Little wonder that within a year, due to non-performance, the agreement with SOLGAS was terminated. Despite the failure of SOLGAS, a 10-year concession was granted to Global Infrastructure Nigeria Ltd (GINL).

In 2008, the concession was terminated for “non-performance” by the late Musa Yar’Adua.

Read also: Reps urge FG to make Ajaokuta steel company operational

In 2010, [Goodluck] Jonathan, carried out another technical audit of Ajaokuta Steel Plant. This time, the administration engaged the services of “economists and meteorologist”. Ostensibly, the difference between a “metallurgist” and a “meteorologist” was lost.

It was not until 2016 that Buhari decided to revisit the controversial concession agreement with GINL. Against all odds and professional advice, the agreement to “re-concession” NIOMCO to GINL was signed. To date, GINL is yet to resume operation in NIOMCO since 2016.

What does the future look like for Ajaokuta and what should be done to get it working?

It’s worth noting that in 2018, the National Assembly recommended that privatisation and concession of Ajaokuta should stop and advised the government to remove Ajaokuta from the list of enterprises to be commercialised.

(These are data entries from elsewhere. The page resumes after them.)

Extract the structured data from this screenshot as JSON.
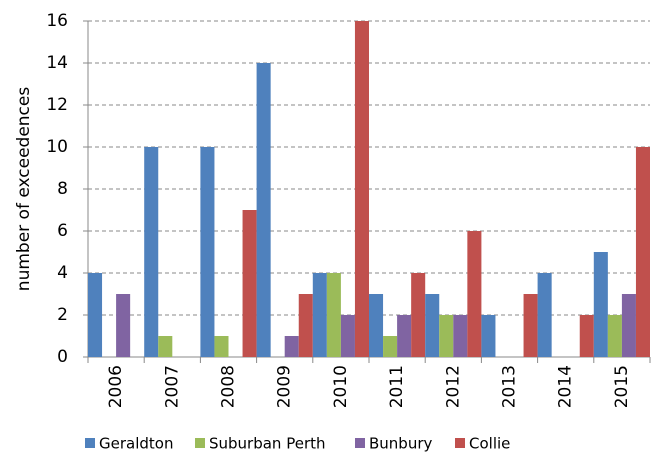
{
  "chart_data": {
    "type": "bar",
    "y_label": "number of exceedences",
    "categories": [
      "2006",
      "2007",
      "2008",
      "2009",
      "2010",
      "2011",
      "2012",
      "2013",
      "2014",
      "2015"
    ],
    "series": [
      {
        "name": "Geraldton",
        "color": "#4f81bd",
        "values": [
          4,
          10,
          10,
          14,
          4,
          3,
          3,
          2,
          4,
          5
        ]
      },
      {
        "name": "Suburban Perth",
        "color": "#9bbb59",
        "values": [
          0,
          1,
          1,
          0,
          4,
          1,
          2,
          0,
          0,
          2
        ]
      },
      {
        "name": "Bunbury",
        "color": "#8064a2",
        "values": [
          3,
          0,
          0,
          1,
          2,
          2,
          2,
          0,
          0,
          3
        ]
      },
      {
        "name": "Collie",
        "color": "#c0504d",
        "values": [
          0,
          0,
          7,
          3,
          16,
          4,
          6,
          3,
          2,
          10
        ]
      }
    ],
    "ylim": [
      0,
      16
    ],
    "yticks": [
      0,
      2,
      4,
      6,
      8,
      10,
      12,
      14,
      16
    ],
    "grid": true,
    "legend": "bottom"
  }
}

Thereafter, President Buhari decided to personally have a government-to-government discussion with his Russian counterpart, Vladimir Putin, in 2019 and set up Ajaokuta Presidential Project Implementation Committee, which was inaugurated in 2020.

The chairman, Boss Mustapha, at the inauguration lamented that the bedrock of our industrialisation has languished in economic unproductivity for too long.

Though the committee is yet to make its report public, fund is already approved to engage “consultants to consult the concession” of Ajaokuta by MMSD, more or less taking us back to the Obasanjo era. Already, President Buhari has charted the right path for the future of Ajaokuta; he must not allow any form of sabotage this time around.